The exhibition continues with the rich grave goods of the tumuli of the Orientalizing period (7th century BC) found in the necropolises of Monte Abbadone (also called Monte Abatone), Casaletti of Ceri and Laghetto, containing the first locally produced bucchero and painted ceramic vases but also Greek imports as well as the rich ornament sets for women. Especially noteworthy are some grave goods such as those from the tomb 4 in Monte Abbadone with cups from Rhodos, perfume vessels from Corinth, amulets of Egyptian style and jars (olle) decorated with griffin heads of Oriental style. On the vase from the tomb 297 of the same necropolis is painted one of the oldest narrative representations, perhaps inspired by a Greek myth ( Theseus and Ariadne or Menelaus and Helen).

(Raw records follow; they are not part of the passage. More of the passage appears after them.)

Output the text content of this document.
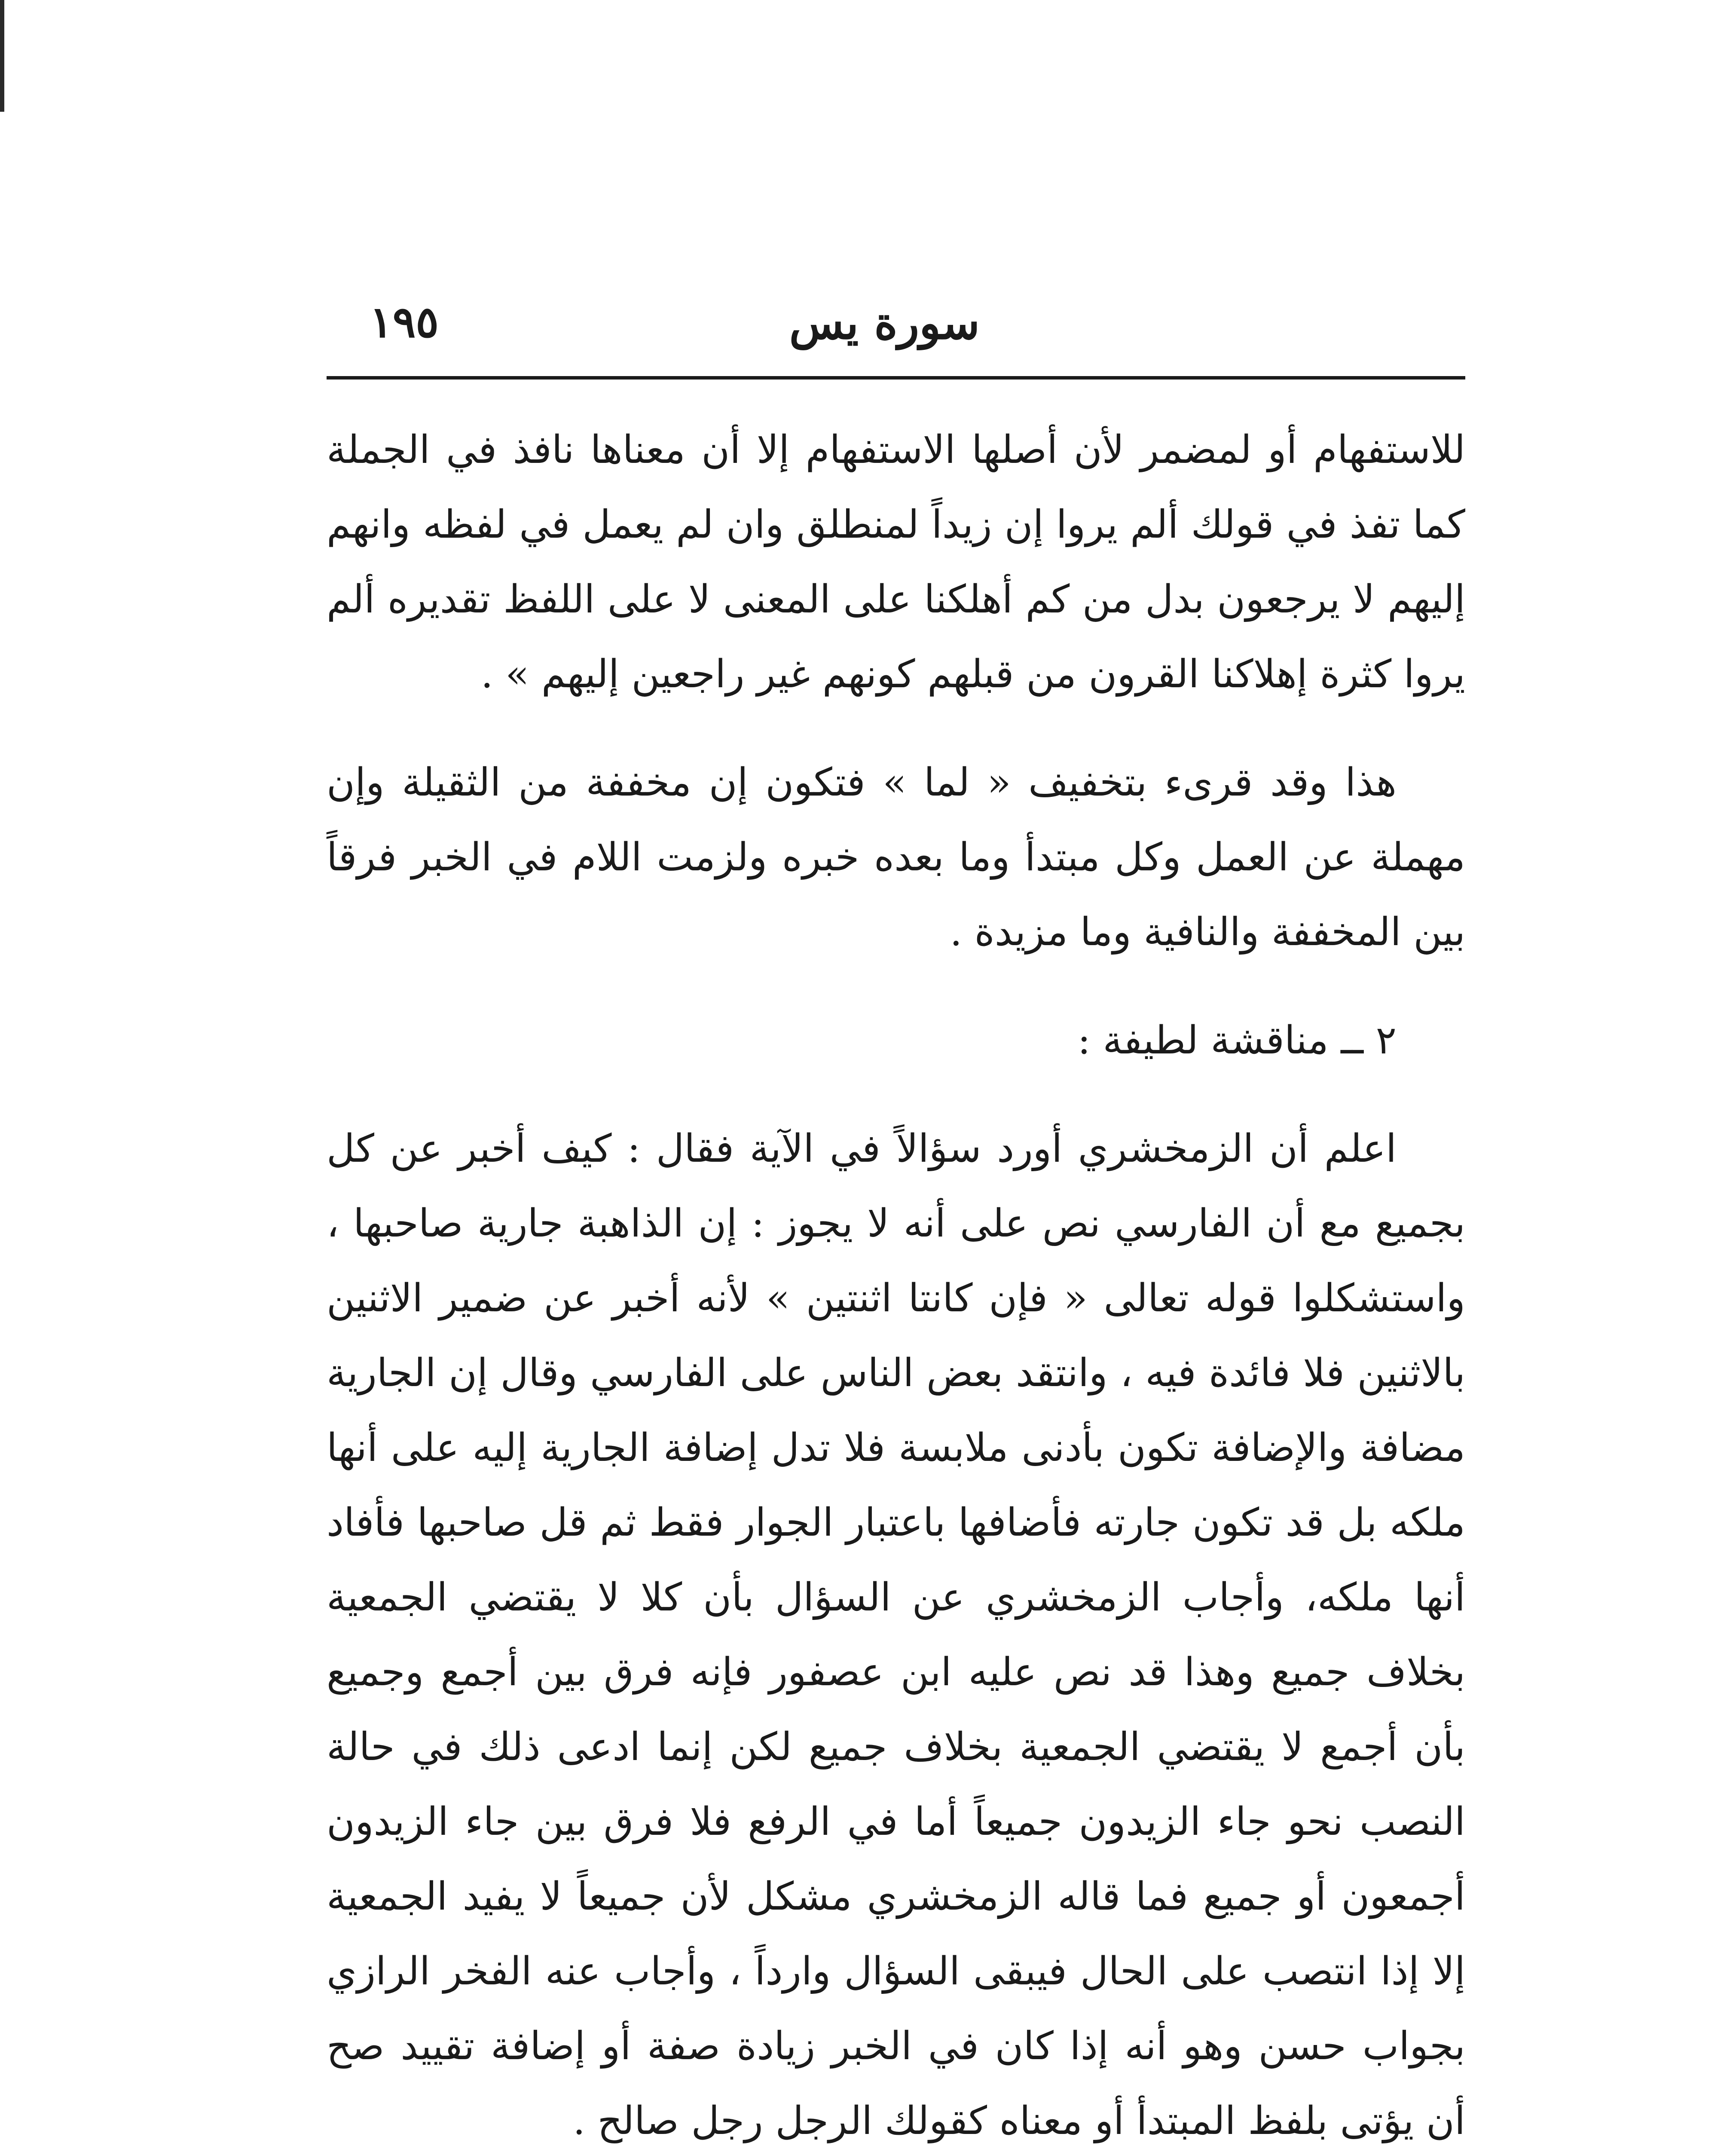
سورة يس
١٩٥

للاستفهام أو لمضمر لأن أصلها الاستفهام إلا أن معناها نافذ في الجملة كما تفذ في قولك ألم يروا إن زيداً لمنطلق وان لم يعمل في لفظه وانهم إليهم لا يرجعون بدل من كم أهلكنا على المعنى لا على اللفظ تقديره ألم يروا كثرة إهلاكنا القرون من قبلهم كونهم غير راجعين إليهم » .

هذا وقد قرىء بتخفيف « لما » فتكون إن مخففة من الثقيلة وإن مهملة عن العمل وكل مبتدأ وما بعده خبره ولزمت اللام في الخبر فرقاً بين المخففة والنافية وما مزيدة .

٢ ــ مناقشة لطيفة :

اعلم أن الزمخشري أورد سؤالاً في الآية فقال : كيف أخبر عن كل بجميع مع أن الفارسي نص على أنه لا يجوز : إن الذاهبة جارية صاحبها ، واستشكلوا قوله تعالى « فإن كانتا اثنتين » لأنه أخبر عن ضمير الاثنين بالاثنين فلا فائدة فيه ، وانتقد بعض الناس على الفارسي وقال إن الجارية مضافة والإضافة تكون بأدنى ملابسة فلا تدل إضافة الجارية إليه على أنها ملكه بل قد تكون جارته فأضافها باعتبار الجوار فقط ثم قل صاحبها فأفاد أنها ملكه، وأجاب الزمخشري عن السؤال بأن كلا لا يقتضي الجمعية بخلاف جميع وهذا قد نص عليه ابن عصفور فإنه فرق بين أجمع وجميع بأن أجمع لا يقتضي الجمعية بخلاف جميع لكن إنما ادعى ذلك في حالة النصب نحو جاء الزيدون جميعاً أما في الرفع فلا فرق بين جاء الزيدون أجمعون أو جميع فما قاله الزمخشري مشكل لأن جميعاً لا يفيد الجمعية إلا إذا انتصب على الحال فيبقى السؤال وارداً ، وأجاب عنه الفخر الرازي بجواب حسن وهو أنه إذا كان في الخبر زيادة صفة أو إضافة تقييد صح أن يؤتى بلفظ المبتدأ أو معناه كقولك الرجل رجل صالح .
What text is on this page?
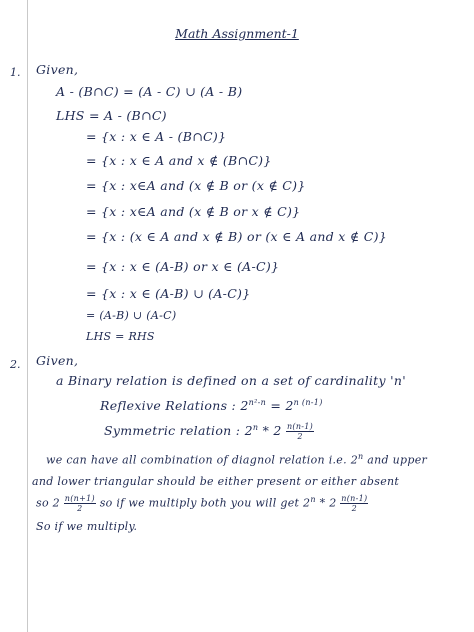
Math Assignment-1
1. Given,
A - (B∩C) = (A - C) ∪ (A - B)
LHS = A - (B∩C)
= {x : x ∈ A - (B∩C)}
= {x : x ∈ A and x ∉ (B∩C)}
= {x : x∈A and (x ∉ B or (x ∉ C)}
= {x : x∈A and (x ∉ B or x ∉ C)}
= {x : (x ∈ A and x ∉ B) or (x ∈ A and x ∉ C)}
= {x : x ∈ (A-B) or x ∈ (A-C)}
= {x : x ∈ (A-B) ∪ (A-C)}
= (A-B) ∪ (A-C)
LHS = RHS
2. Given,
a Binary relation is defined on a set of cardinality 'n'
Reflexive Relations : $2^{n^2-n} = 2^{n (n-1)}$
Symmetric relation : $2^n * 2 \frac{n(n-1)}{2}$
we can have all combination of diagnol relation i.e. 2$^n$ and upper
and lower triangular should be either present or either absent
so $2 \frac{n(n+1)}{2}$ so if we multiply both you will get $2^n * 2 \frac{n(n-1)}{2}$
So if we multiply.
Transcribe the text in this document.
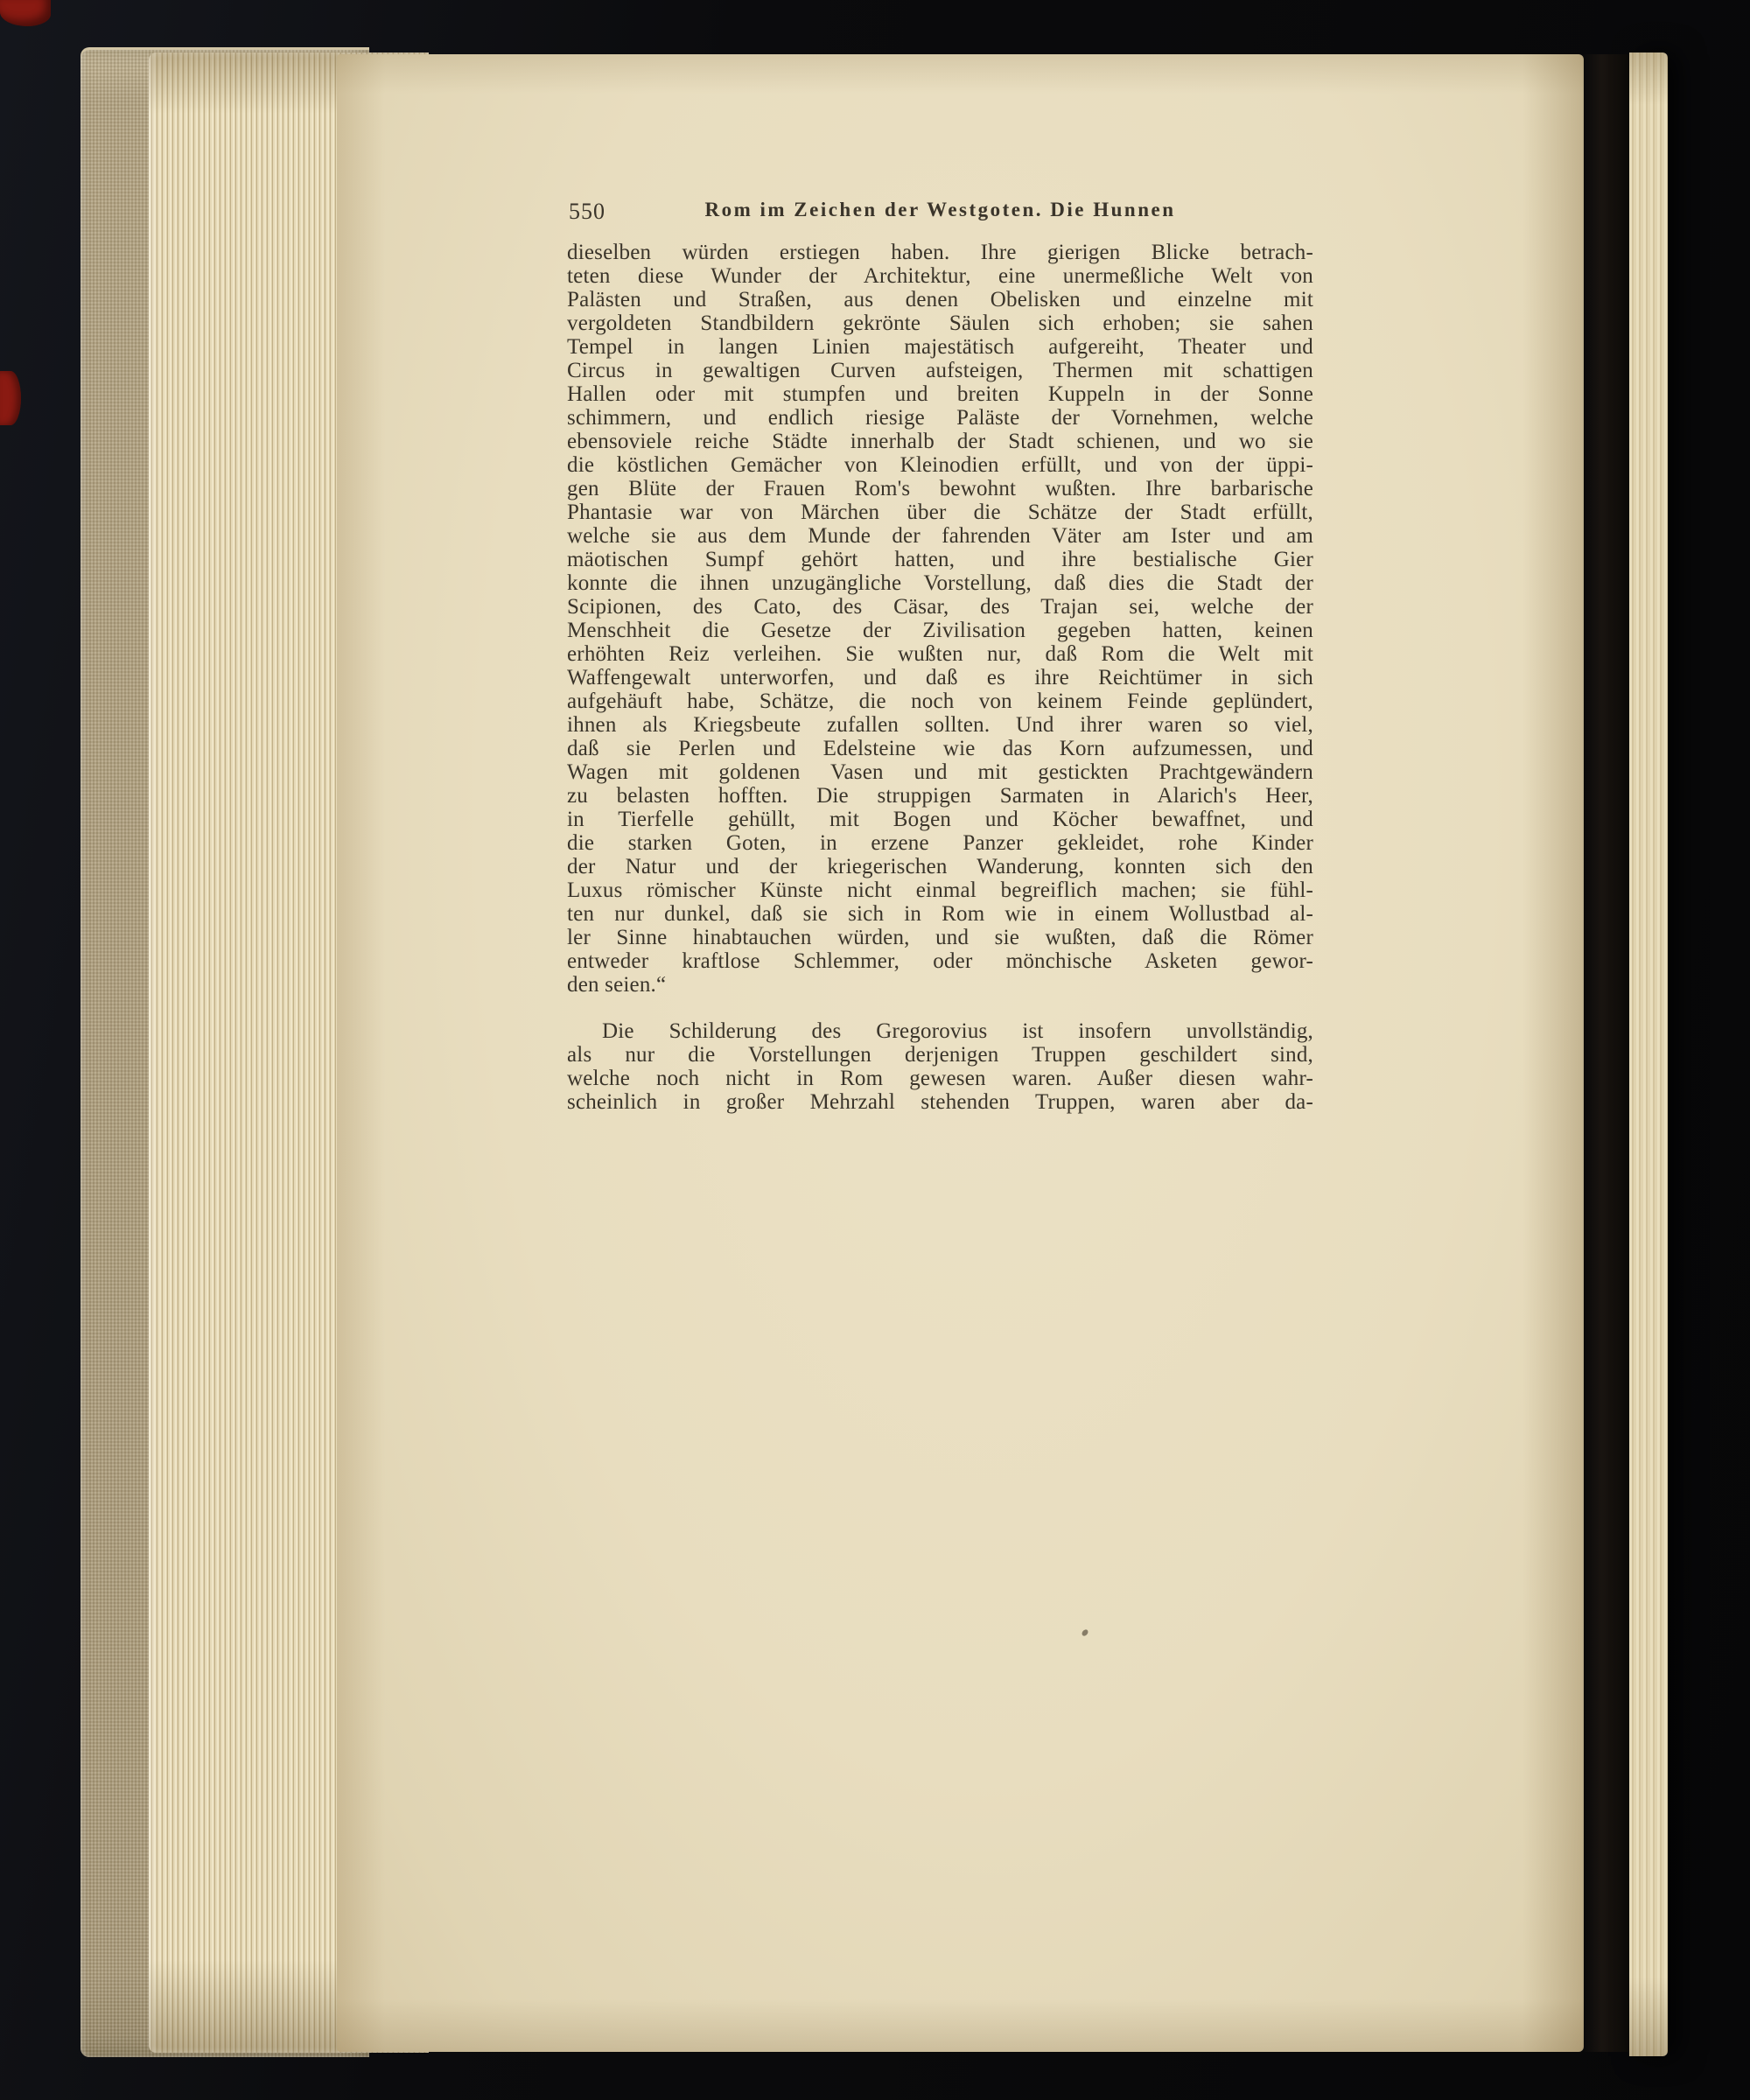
550	Rom im Zeichen der Westgoten. Die Hunnen
dieselben würden erstiegen haben. Ihre gierigen Blicke betrach-
teten diese Wunder der Architektur, eine unermeßliche Welt von
Palästen und Straßen, aus denen Obelisken und einzelne mit
vergoldeten Standbildern gekrönte Säulen sich erhoben; sie sahen
Tempel in langen Linien majestätisch aufgereiht, Theater und
Circus in gewaltigen Curven aufsteigen, Thermen mit schattigen
Hallen oder mit stumpfen und breiten Kuppeln in der Sonne
schimmern, und endlich riesige Paläste der Vornehmen, welche
ebensoviele reiche Städte innerhalb der Stadt schienen, und wo sie
die köstlichen Gemächer von Kleinodien erfüllt, und von der üppi-
gen Blüte der Frauen Rom's bewohnt wußten. Ihre barbarische
Phantasie war von Märchen über die Schätze der Stadt erfüllt,
welche sie aus dem Munde der fahrenden Väter am Ister und am
mäotischen Sumpf gehört hatten, und ihre bestialische Gier
konnte die ihnen unzugängliche Vorstellung, daß dies die Stadt der
Scipionen, des Cato, des Cäsar, des Trajan sei, welche der
Menschheit die Gesetze der Zivilisation gegeben hatten, keinen
erhöhten Reiz verleihen. Sie wußten nur, daß Rom die Welt mit
Waffengewalt unterworfen, und daß es ihre Reichtümer in sich
aufgehäuft habe, Schätze, die noch von keinem Feinde geplündert,
ihnen als Kriegsbeute zufallen sollten. Und ihrer waren so viel,
daß sie Perlen und Edelsteine wie das Korn aufzumessen, und
Wagen mit goldenen Vasen und mit gestickten Prachtgewändern
zu belasten hofften. Die struppigen Sarmaten in Alarich's Heer,
in Tierfelle gehüllt, mit Bogen und Köcher bewaffnet, und
die starken Goten, in erzene Panzer gekleidet, rohe Kinder
der Natur und der kriegerischen Wanderung, konnten sich den
Luxus römischer Künste nicht einmal begreiflich machen; sie fühl-
ten nur dunkel, daß sie sich in Rom wie in einem Wollustbad al-
ler Sinne hinabtauchen würden, und sie wußten, daß die Römer
entweder kraftlose Schlemmer, oder mönchische Asketen gewor-
den seien.“
Die Schilderung des Gregorovius ist insofern unvollständig,
als nur die Vorstellungen derjenigen Truppen geschildert sind,
welche noch nicht in Rom gewesen waren. Außer diesen wahr-
scheinlich in großer Mehrzahl stehenden Truppen, waren aber da-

Regarding the 6th century, the grave goods of the tomb 170 from the Bufolareccia necropolis  contains: wooden objects, among which are a folding stool and a small cask; a mould-made urn which reproduces on a reduced scale the famous sarcophagus of a married couple (sarcofago degli sposi); vases produced by Greek artists in this area such as the Caeretan hydrias, reproducing lively scenes from Greek mythologhy and vases imported from Greece.

Besides the grave goods from Banditaccia and Monte Abbadone from the 6th century to the 2nd century BC, material which became more and more standardized and of less value, there are important architectural decorations (an acroterion with a female figure, antefixes, revetment plaques), the votive offerings from the temple of Hera at Manganello (6th - 4th BC), as well as the finds discovered recently in the area of the town. From the funeral complex of Greppe Sant'Angelo comes the statue of Tuchulca, an Etruscan demon of the underworld, datable to the second half of the 4th century BC.

At the end of the exhibition there are some sarcophagi, two of them with representations of the deceased and a set of funerary male cippi (phallic shape) and female cippi (house shape). On the top floor is also exhibited the Odescalchi collection with objects of Etruscan, south Italian and Greek production from the 7th century BC until the Roman age.